Linux – How to compare two directories to compare missing files, when the directories don’t have the same structure

diff()linux

I've been sent a HDD of new and updated files from an organisation that we are working with, but we already have most of the files sitting on our servers, and would like to update our local versions to match theirs.

Normally, this would be a job for something like rsync, but our problem is that the directory structure they provide is very poorly organised and we've had to rearrange their files in the past to work best with our systems.

So, my question is:

How can I find out which files in the set they have provided are new
or different to the versions that we have, when the directory
structures are different?

Once that question is answered, we can update the changed files, and work out where to put the new files on our system, probably somewhat manually.

Best Answer

Ok, here is my first attempt at something. It seems to work moderately well for what I need, but I am open to better suggestions:

First, get md5sums of all the files in both our filesystem and the new data:

find /location/of/data -type f -exec md5sum {} ';' > our.md5sums
find /media/newdisk -type f -exec md5sum {} ';' > their.md5sums

And I wrote a short python script called md5diff.py:

#!/usr/bin/env python
import sys
print "Comparing", sys.argv[1], "to", sys.argv[2]

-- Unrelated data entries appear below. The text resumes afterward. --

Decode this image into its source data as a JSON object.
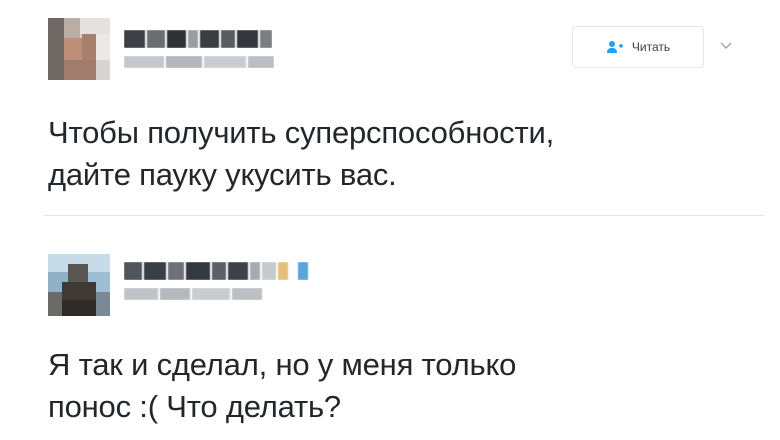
{
  "tweets": [
    {
      "follow_label": "Читать",
      "text_lines": [
        "Чтобы получить суперспособности,",
        "дайте пауку укусить вас."
      ]
    },
    {
      "text_lines": [
        "Я так и сделал, но у меня только",
        "понос :( Что делать?"
      ]
    }
  ],
  "icons": {
    "follow": "person-plus-icon",
    "menu": "chevron-down-icon"
  },
  "colors": {
    "follow_icon": "#1da1f2",
    "text": "#22272b",
    "divider": "#e3e6e8"
  }
}
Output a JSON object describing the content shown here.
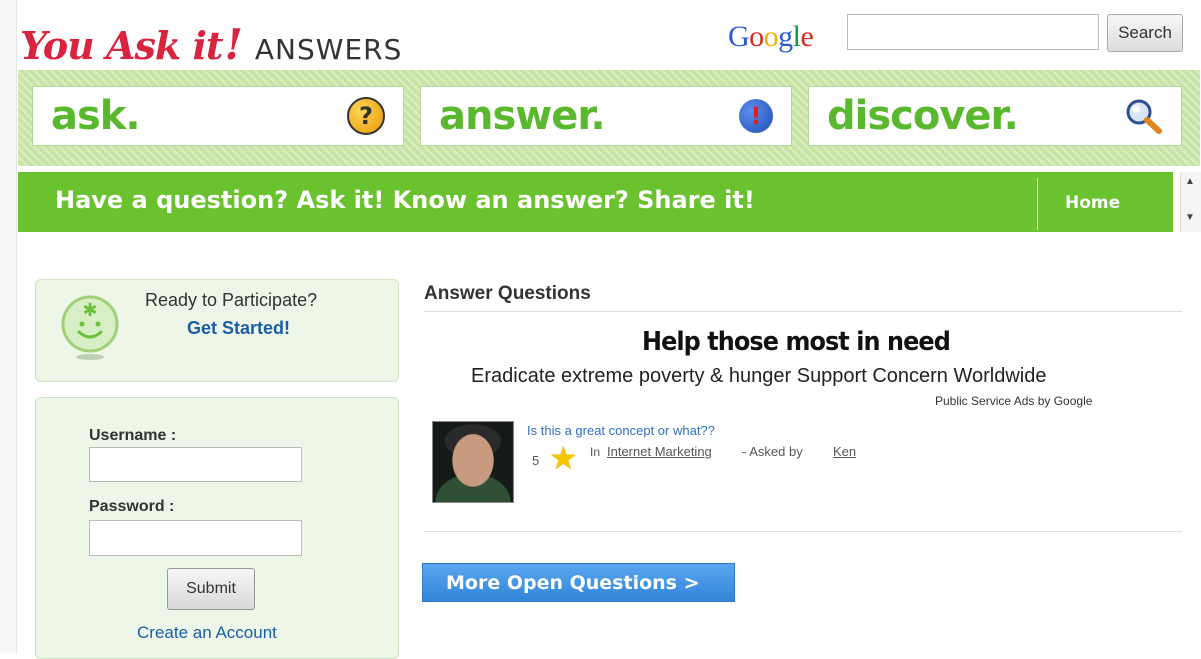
{
  "header": {
    "logo_brand": "You Ask it",
    "logo_bang": "!",
    "logo_sub": "ANSWERS",
    "google_logo": [
      "G",
      "o",
      "o",
      "g",
      "l",
      "e"
    ],
    "search_button": "Search",
    "search_value": ""
  },
  "tabs": [
    {
      "label": "ask.",
      "icon": "question-icon"
    },
    {
      "label": "answer.",
      "icon": "exclamation-icon"
    },
    {
      "label": "discover.",
      "icon": "magnifier-icon"
    }
  ],
  "nav": {
    "slogan": "Have a question? Ask it! Know an answer? Share it!",
    "home": "Home"
  },
  "participate": {
    "question": "Ready to Participate?",
    "link": "Get Started!"
  },
  "login": {
    "username_label": "Username :",
    "password_label": "Password :",
    "submit": "Submit",
    "create_account": "Create an Account"
  },
  "main": {
    "title": "Answer Questions",
    "ad_headline": "Help those most in need",
    "ad_body": "Eradicate extreme poverty & hunger Support Concern Worldwide",
    "ad_credit": "Public Service Ads by Google",
    "question": {
      "title": "Is this a great concept or what??",
      "votes": "5",
      "in_label": "In",
      "category": "Internet Marketing",
      "asked_by": "- Asked by",
      "author": "Ken"
    },
    "more_button": "More Open Questions >"
  },
  "colors": {
    "brand_red": "#d9243f",
    "green": "#6ac22f",
    "link_blue": "#1b5ea8",
    "button_blue": "#3185d8"
  }
}
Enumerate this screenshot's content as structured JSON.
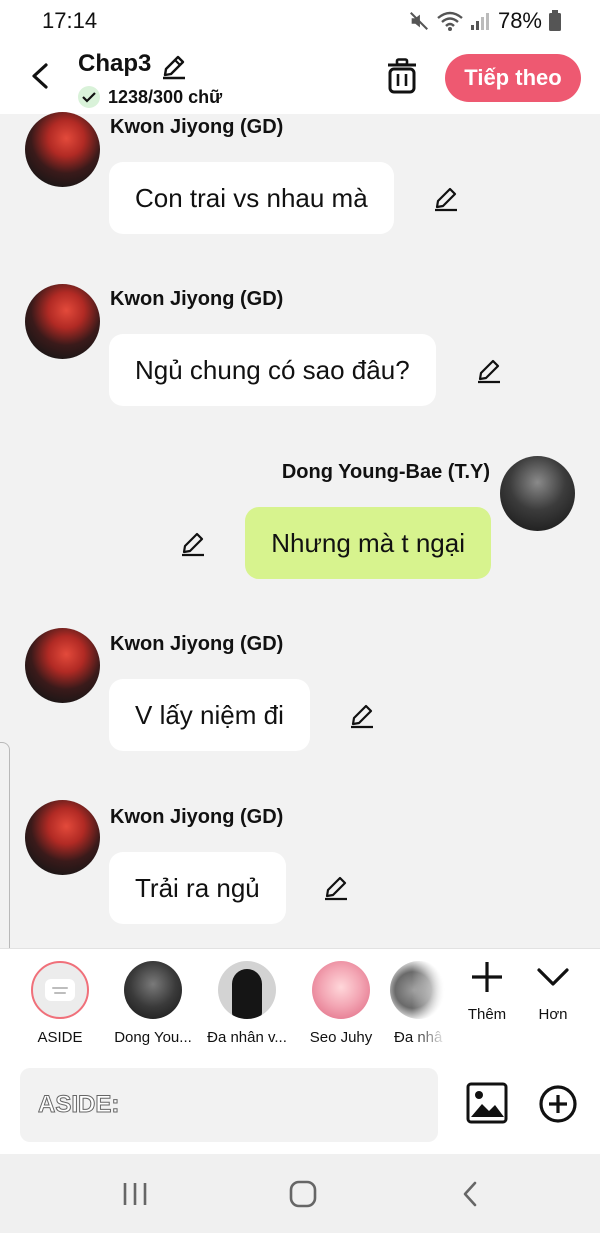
{
  "status_bar": {
    "time": "17:14",
    "battery": "78%"
  },
  "header": {
    "title": "Chap3",
    "word_count": "1238/300 chữ",
    "next_label": "Tiếp theo"
  },
  "messages": [
    {
      "sender": "Kwon Jiyong (GD)",
      "text": "Con trai vs nhau mà",
      "side": "left"
    },
    {
      "sender": "Kwon Jiyong (GD)",
      "text": "Ngủ chung có sao đâu?",
      "side": "left"
    },
    {
      "sender": "Dong Young-Bae (T.Y)",
      "text": "Nhưng mà t ngại",
      "side": "right"
    },
    {
      "sender": "Kwon Jiyong (GD)",
      "text": "V lấy niệm đi",
      "side": "left"
    },
    {
      "sender": "Kwon Jiyong (GD)",
      "text": "Trải ra ngủ",
      "side": "left"
    }
  ],
  "characters": [
    {
      "label": "ASIDE"
    },
    {
      "label": "Dong You..."
    },
    {
      "label": "Đa nhân v..."
    },
    {
      "label": "Seo Juhy"
    },
    {
      "label": "Đa nhâ"
    }
  ],
  "bar_actions": {
    "more_label": "Thêm",
    "collapse_label": "Hơn"
  },
  "input": {
    "placeholder": "ASIDE:"
  },
  "colors": {
    "accent": "#ee5971",
    "mine_bubble": "#d7f38e",
    "other_bubble": "#ffffff",
    "background": "#f2f2f2"
  },
  "icons": [
    "mute-icon",
    "wifi-icon",
    "signal-icon",
    "battery-icon",
    "back-arrow-icon",
    "pencil-icon",
    "check-icon",
    "trash-icon",
    "plus-icon",
    "chevron-down-icon",
    "image-icon",
    "plus-circle-icon",
    "recent-apps-icon",
    "home-icon",
    "nav-back-icon"
  ]
}
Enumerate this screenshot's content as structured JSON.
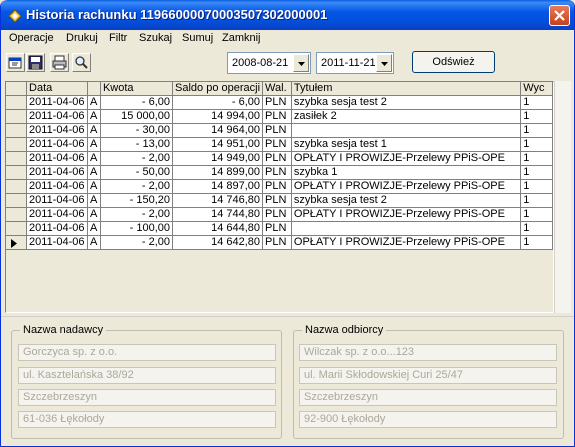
{
  "window": {
    "title": "Historia rachunku 11966000070003507302000001"
  },
  "menu": {
    "items": [
      "Operacje",
      "Drukuj",
      "Filtr",
      "Szukaj",
      "Sumuj",
      "Zamknij"
    ]
  },
  "toolbar": {
    "icons": [
      "properties-icon",
      "save-icon",
      "print-icon",
      "search-icon"
    ]
  },
  "filter": {
    "date_from": "2008-08-21",
    "date_to": "2011-11-21",
    "refresh_label": "Odśwież"
  },
  "table": {
    "columns": [
      "Data",
      "Kwota",
      "Saldo po operacji",
      "Wal.",
      "Tytułem",
      "Wyc"
    ],
    "rows": [
      {
        "date": "2011-04-06",
        "type": "A",
        "amount": "- 6,00",
        "balance": "- 6,00",
        "currency": "PLN",
        "title": "szybka sesja  test 2",
        "wyc": "1",
        "current": false
      },
      {
        "date": "2011-04-06",
        "type": "A",
        "amount": "15 000,00",
        "balance": "14 994,00",
        "currency": "PLN",
        "title": "zasiłek 2",
        "wyc": "1",
        "current": false
      },
      {
        "date": "2011-04-06",
        "type": "A",
        "amount": "- 30,00",
        "balance": "14 964,00",
        "currency": "PLN",
        "title": "",
        "wyc": "1",
        "current": false
      },
      {
        "date": "2011-04-06",
        "type": "A",
        "amount": "- 13,00",
        "balance": "14 951,00",
        "currency": "PLN",
        "title": "szybka sesja  test 1",
        "wyc": "1",
        "current": false
      },
      {
        "date": "2011-04-06",
        "type": "A",
        "amount": "- 2,00",
        "balance": "14 949,00",
        "currency": "PLN",
        "title": "OPŁATY I PROWIZJE-Przelewy PPiS-OPE",
        "wyc": "1",
        "current": false
      },
      {
        "date": "2011-04-06",
        "type": "A",
        "amount": "- 50,00",
        "balance": "14 899,00",
        "currency": "PLN",
        "title": "szybka 1",
        "wyc": "1",
        "current": false
      },
      {
        "date": "2011-04-06",
        "type": "A",
        "amount": "- 2,00",
        "balance": "14 897,00",
        "currency": "PLN",
        "title": "OPŁATY I PROWIZJE-Przelewy PPiS-OPE",
        "wyc": "1",
        "current": false
      },
      {
        "date": "2011-04-06",
        "type": "A",
        "amount": "- 150,20",
        "balance": "14 746,80",
        "currency": "PLN",
        "title": "szybka sesja  test 2",
        "wyc": "1",
        "current": false
      },
      {
        "date": "2011-04-06",
        "type": "A",
        "amount": "- 2,00",
        "balance": "14 744,80",
        "currency": "PLN",
        "title": "OPŁATY I PROWIZJE-Przelewy PPiS-OPE",
        "wyc": "1",
        "current": false
      },
      {
        "date": "2011-04-06",
        "type": "A",
        "amount": "- 100,00",
        "balance": "14 644,80",
        "currency": "PLN",
        "title": "",
        "wyc": "1",
        "current": false
      },
      {
        "date": "2011-04-06",
        "type": "A",
        "amount": "- 2,00",
        "balance": "14 642,80",
        "currency": "PLN",
        "title": "OPŁATY I PROWIZJE-Przelewy PPiS-OPE",
        "wyc": "1",
        "current": true
      }
    ]
  },
  "sender": {
    "legend": "Nazwa nadawcy",
    "lines": [
      "Gorczyca sp. z o.o.",
      "ul. Kasztelańska 38/92",
      "Szczebrzeszyn",
      "61-036 Łękołody"
    ]
  },
  "recipient": {
    "legend": "Nazwa odbiorcy",
    "lines": [
      "Wilczak sp. z o.o...123",
      "ul. Marii Skłodowskiej Curi 25/47",
      "Szczebrzeszyn",
      "92-900 Łękołody"
    ]
  },
  "colors": {
    "titlebar": "#0456e6",
    "window_bg": "#ece9d8",
    "close_button": "#c5401c"
  }
}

# Create a dictionary based upon the hashes in source B
dict = {}
for line in open(sys.argv[2]):
    p = line.partition(' ')
    dict[p[0]] = p[2].strip()


# Now go through source A and report where the file is in source B
for line in open(sys.argv[1]):
    p = line.partition(' ')
    if p[0] in dict:
        print line.strip(), "(", sys.argv[2], ":",dict[p[0]], ")"
    else:
        print line.strip(), "NOT IN", sys.argv[2]

So now I can use

./md5diff.py their.md5sums our.md5sums

And if I add in a | grep "NOT IN" it will only list the files on their media that we don't already have (or is different from what we have). From their I can start to manually attack the known differences.